Разбуженный Федор изумленно смотрел на Росина.
«Да, войдите!» - это он услышал даже во сне. Ничего не понимая, поспешно слез с нар, подхватил костыли и тоже вышел из избушки… Росин босиком стоял на снегу и растерянно озирался по сторонам. У домика никого не было.
– Ты чего-нибудь понимаешь? - спросил Росин. - Неужели не слышал: стучали же!
– Полно тебе. Следов-то, смотри, нету. Послышалось, поди.
– Да что ты, я хорошо слышал! - возмутился Росин.
Тук-тук-тук - застучали опять.
Росин и Федор подняли головы и увидели на крыше дятла с желтой шапочкой. Склонив набок голову, дятел с любопытством рассматривал стоящих внизу людей.
Тут только Росин почувствовал, что босыми ногами стоит на снегу. Захлопнул дверь, а дятел опять: тук-тук своим прочным клювом, проверяя, нет ли чего съестного под корой на крыше.
– Ну что же, хорошо, что разбудил, - сказал Росин, натягивая сшитые из медвежьей шкуры бродни. - Пора за дела приниматься.

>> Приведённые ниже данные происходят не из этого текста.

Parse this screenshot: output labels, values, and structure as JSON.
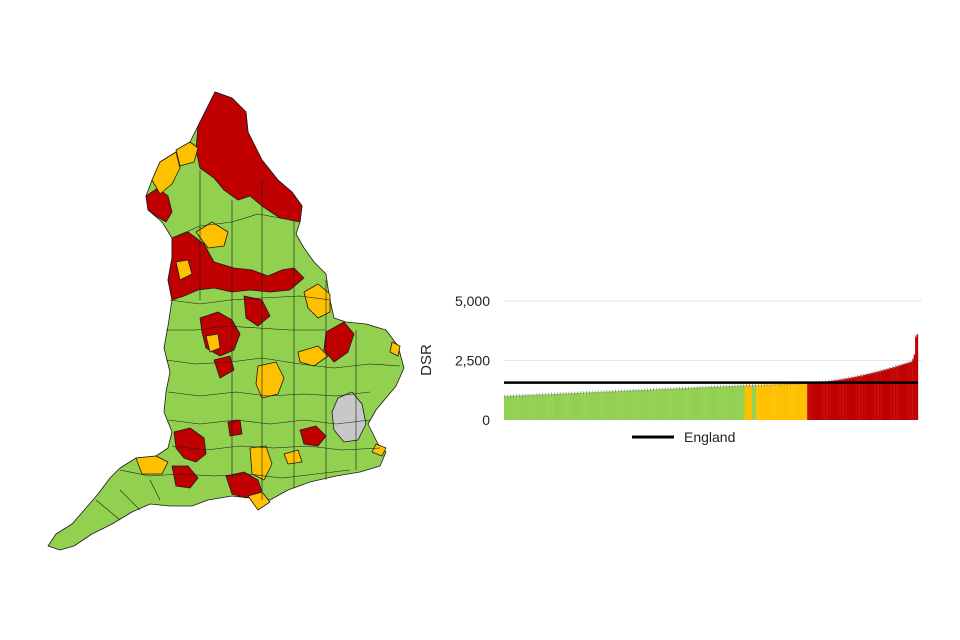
{
  "colors": {
    "green": "#92D050",
    "amber": "#FFC000",
    "red": "#C00000",
    "grey": "#C8C8C8",
    "outline": "#1A1A1A",
    "reference": "#000000",
    "gridline": "#E6E6E6",
    "error_bar": "#7F7F7F"
  },
  "map": {
    "region": "England",
    "legend": []
  },
  "chart_data": {
    "type": "bar",
    "title": "",
    "xlabel": "",
    "ylabel": "DSR",
    "ylim": [
      0,
      5000
    ],
    "yticks": [
      0,
      2500,
      5000
    ],
    "ytick_labels": [
      "0",
      "2,500",
      "5,000"
    ],
    "grid": true,
    "reference_line": {
      "name": "England",
      "value": 1570
    },
    "legend": {
      "position": "bottom",
      "entries": [
        "England"
      ]
    },
    "n_bars": 280,
    "segments": [
      {
        "category": "green",
        "count": 165,
        "start": 1000,
        "end": 1450
      },
      {
        "category": "amber",
        "count": 5,
        "start": 1450,
        "end": 1460
      },
      {
        "category": "green",
        "count": 3,
        "start": 1460,
        "end": 1465
      },
      {
        "category": "amber",
        "count": 35,
        "start": 1465,
        "end": 1560
      },
      {
        "category": "red",
        "count": 72,
        "start": 1560,
        "end": 2450
      }
    ],
    "tail_values": [
      2550,
      2750,
      3500,
      3600
    ],
    "error_bar_halfwidth": 60
  }
}
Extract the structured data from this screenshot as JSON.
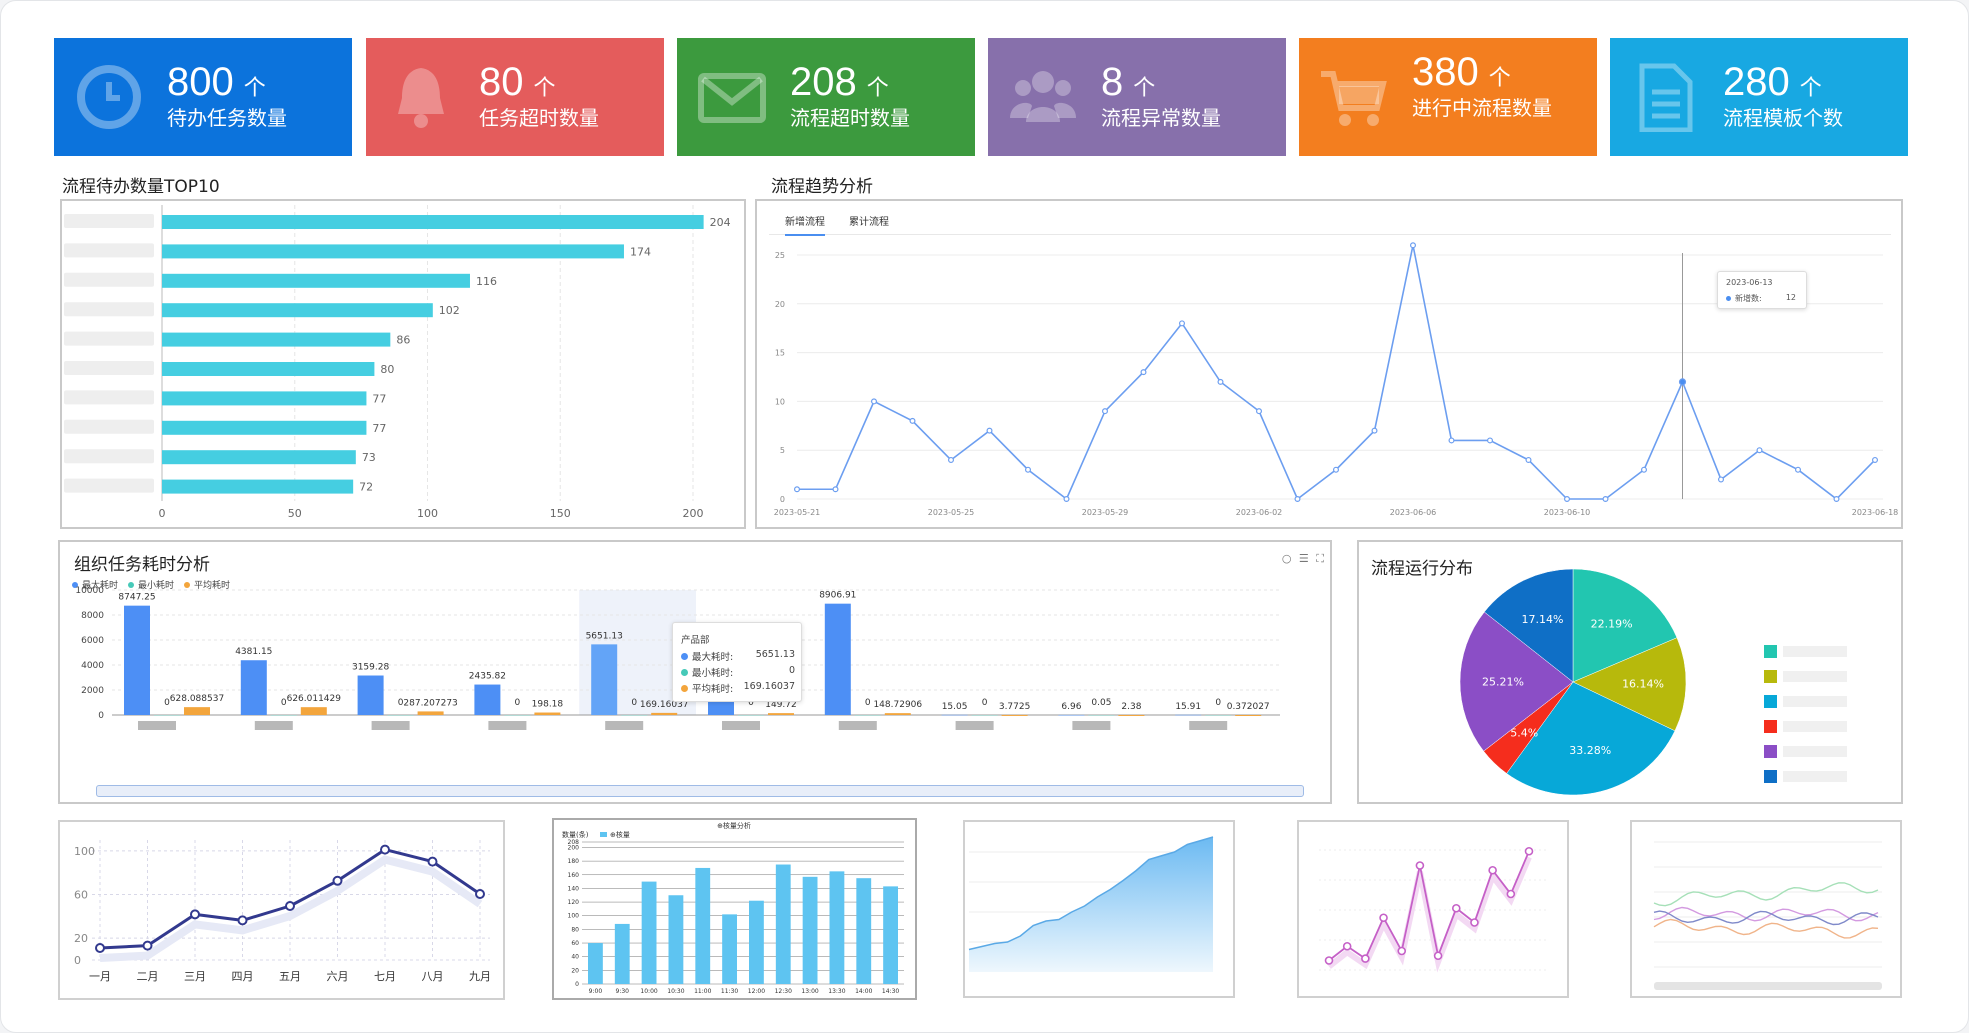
{
  "kpis": [
    {
      "value": "800",
      "unit": "个",
      "label": "待办任务数量",
      "color": "#0c73dc",
      "icon": "clock-icon"
    },
    {
      "value": "80",
      "unit": "个",
      "label": "任务超时数量",
      "color": "#e45c5c",
      "icon": "bell-icon"
    },
    {
      "value": "208",
      "unit": "个",
      "label": "流程超时数量",
      "color": "#3c9a3e",
      "icon": "mail-icon"
    },
    {
      "value": "8",
      "unit": "个",
      "label": "流程异常数量",
      "color": "#8770ab",
      "icon": "users-icon"
    },
    {
      "value": "380",
      "unit": "个",
      "label": "进行中流程数量",
      "color": "#f37e1f",
      "icon": "cart-icon"
    },
    {
      "value": "280",
      "unit": "个",
      "label": "流程模板个数",
      "color": "#18a8e2",
      "icon": "document-icon"
    }
  ],
  "top10": {
    "title": "流程待办数量TOP10",
    "chart_data": {
      "type": "bar",
      "orientation": "horizontal",
      "values": [
        204,
        174,
        116,
        102,
        86,
        80,
        77,
        77,
        73,
        72
      ],
      "xlim": [
        0,
        200
      ],
      "xticks": [
        0,
        50,
        100,
        150,
        200
      ],
      "color": "#45cee1"
    }
  },
  "trend": {
    "title": "流程趋势分析",
    "tabs": [
      "新增流程",
      "累计流程"
    ],
    "tooltip": {
      "date": "2023-06-13",
      "label": "新增数:",
      "value": "12"
    },
    "chart_data": {
      "type": "line",
      "ylim": [
        0,
        25
      ],
      "yticks": [
        0,
        5,
        10,
        15,
        20,
        25
      ],
      "xtick_labels": [
        "2023-05-21",
        "2023-05-25",
        "2023-05-29",
        "2023-06-02",
        "2023-06-06",
        "2023-06-10",
        "2023-06-18"
      ],
      "values": [
        1,
        1,
        10,
        8,
        4,
        7,
        3,
        0,
        9,
        13,
        18,
        12,
        9,
        0,
        3,
        7,
        26,
        6,
        6,
        4,
        0,
        0,
        3,
        12,
        2,
        5,
        3,
        0,
        4
      ]
    }
  },
  "org": {
    "title": "组织任务耗时分析",
    "legend": [
      {
        "name": "最大耗时",
        "color": "#4d8ff5"
      },
      {
        "name": "最小耗时",
        "color": "#46c9b8"
      },
      {
        "name": "平均耗时",
        "color": "#f3a53c"
      }
    ],
    "tooltip": {
      "name": "产品部",
      "rows": [
        {
          "label": "最大耗时:",
          "value": "5651.13"
        },
        {
          "label": "最小耗时:",
          "value": "0"
        },
        {
          "label": "平均耗时:",
          "value": "169.16037"
        }
      ]
    },
    "chart_data": {
      "type": "bar",
      "ylim": [
        0,
        10000
      ],
      "yticks": [
        0,
        2000,
        4000,
        6000,
        8000,
        10000
      ],
      "series": [
        {
          "name": "最大耗时",
          "values": [
            8747.25,
            4381.15,
            3159.28,
            2435.82,
            5651.13,
            1123.7,
            8906.91,
            15.05,
            6.96,
            15.91
          ]
        },
        {
          "name": "最小耗时",
          "values": [
            0,
            0,
            0,
            0,
            0,
            0,
            0,
            0,
            0.05,
            0
          ]
        },
        {
          "name": "平均耗时",
          "values": [
            628.088537,
            626.011429,
            287.207273,
            198.18,
            169.16037,
            149.72,
            148.72906,
            3.7725,
            2.38,
            0.372027
          ]
        }
      ],
      "labels": {
        "max": [
          "8747.25",
          "4381.15",
          "3159.28",
          "2435.82",
          "5651.13",
          "1123.7",
          "8906.91",
          "15.05",
          "6.96",
          "15.91"
        ],
        "min": [
          "0",
          "0",
          "0",
          "0",
          "0",
          "0",
          "0",
          "0",
          "0.05",
          "0"
        ],
        "avg": [
          "628.088537",
          "626.011429",
          "287.207273",
          "198.18",
          "169.16037",
          "149.72",
          "148.72906",
          "3.7725",
          "2.38",
          "0.372027"
        ]
      }
    }
  },
  "pie": {
    "title": "流程运行分布",
    "chart_data": {
      "type": "pie",
      "values": [
        22.19,
        16.14,
        33.28,
        5.4,
        25.21,
        17.14
      ],
      "labels": [
        "22.19%",
        "16.14%",
        "33.28%",
        "5.4%",
        "25.21%",
        "17.14%"
      ],
      "colors": [
        "#22c6b0",
        "#b7b90c",
        "#07a8d8",
        "#f52d1d",
        "#8b4ec6",
        "#0f6fc6"
      ]
    }
  },
  "thumb1": {
    "chart_data": {
      "type": "line",
      "categories": [
        "一月",
        "二月",
        "三月",
        "四月",
        "五月",
        "六月",
        "七月",
        "八月",
        "九月"
      ],
      "values": [
        10,
        12,
        38,
        33,
        45,
        66,
        92,
        82,
        55
      ],
      "yticks": [
        "0",
        "20",
        "60",
        "100"
      ]
    }
  },
  "thumb2": {
    "title": "⊕核量分析",
    "ylabel": "数量(条)",
    "legend": "⊕核量",
    "chart_data": {
      "type": "bar",
      "categories": [
        "9:00",
        "9:30",
        "10:00",
        "10:30",
        "11:00",
        "11:30",
        "12:00",
        "12:30",
        "13:00",
        "13:30",
        "14:00",
        "14:30"
      ],
      "values": [
        60,
        88,
        150,
        130,
        170,
        102,
        122,
        175,
        157,
        165,
        155,
        143
      ],
      "yticks": [
        "0",
        "20",
        "40",
        "60",
        "80",
        "100",
        "120",
        "140",
        "160",
        "180",
        "200",
        "208"
      ]
    }
  },
  "thumb3": {
    "chart_data": {
      "type": "area",
      "values": [
        30,
        34,
        38,
        40,
        48,
        62,
        68,
        70,
        80,
        88,
        100,
        110,
        122,
        135,
        150,
        155,
        160,
        170,
        175,
        180
      ]
    }
  },
  "thumb4": {
    "chart_data": {
      "type": "line",
      "values": [
        10,
        25,
        12,
        55,
        20,
        110,
        15,
        65,
        50,
        105,
        80,
        125
      ]
    }
  },
  "thumb5": {
    "chart_data": {
      "type": "line",
      "series_count": 4
    }
  }
}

Накинув медвежью шкуру, он вышел из избушки и тут же вернулся с большим берестяным ведром. В ведре замерзла вода, и лед в одном месте даже разорвал шов. Росин сел возле чувала и то одним, то другим боком поворачивал ведро к огню. Прогрев его со всех сторон, осторожно перевернул, поставил на пол и приподнял. На полу, сверкая в пламени чувала, осталась стоять ледянка, в точности повторяющая форму ведра. Вверху Росин осторожно прорезал небольшое отверстие и вылил воду.
– Федор, готова ледянка.
– Вижу. На-ка вот. - Он подал Росину маленький, сделанный из толстой бересты туесок с мелкими дырочками в крышке. Росин поднес туесок к уху.
– Шуршит.
– А как же… Ну, ступай.
Озеро теперь было громадным белым полем. Деревья на берегу окутаны снегом. Травы, кочек не было и в помине: все занесло. Синими, зелеными, красными искрами блестели на солнце снежинки. Росин с ледянкой под мышкой брел по тропинке, припорошенной снегом… От озера тропинка повернула к мелколесью… Выбрав, где снег чаще исстрочен следами горностая, Росин зарыл ледянку в сугроб. К этому отверстию Росин приложил полученный от Федора туесок и осторожно, с уголков, приоткрыл. В ледянку шмыгнула мышь и зашуршала на дне сухим сеном. Росин подышал в замерзшие руки, потер одну о другую, спрятал в рукава и побрел по тропинке дальше. Где-то вдали на лету каркал ворон… И снова молчит тайга. В этой мертвой тишине необычно громким казался даже хруст снега под ногами.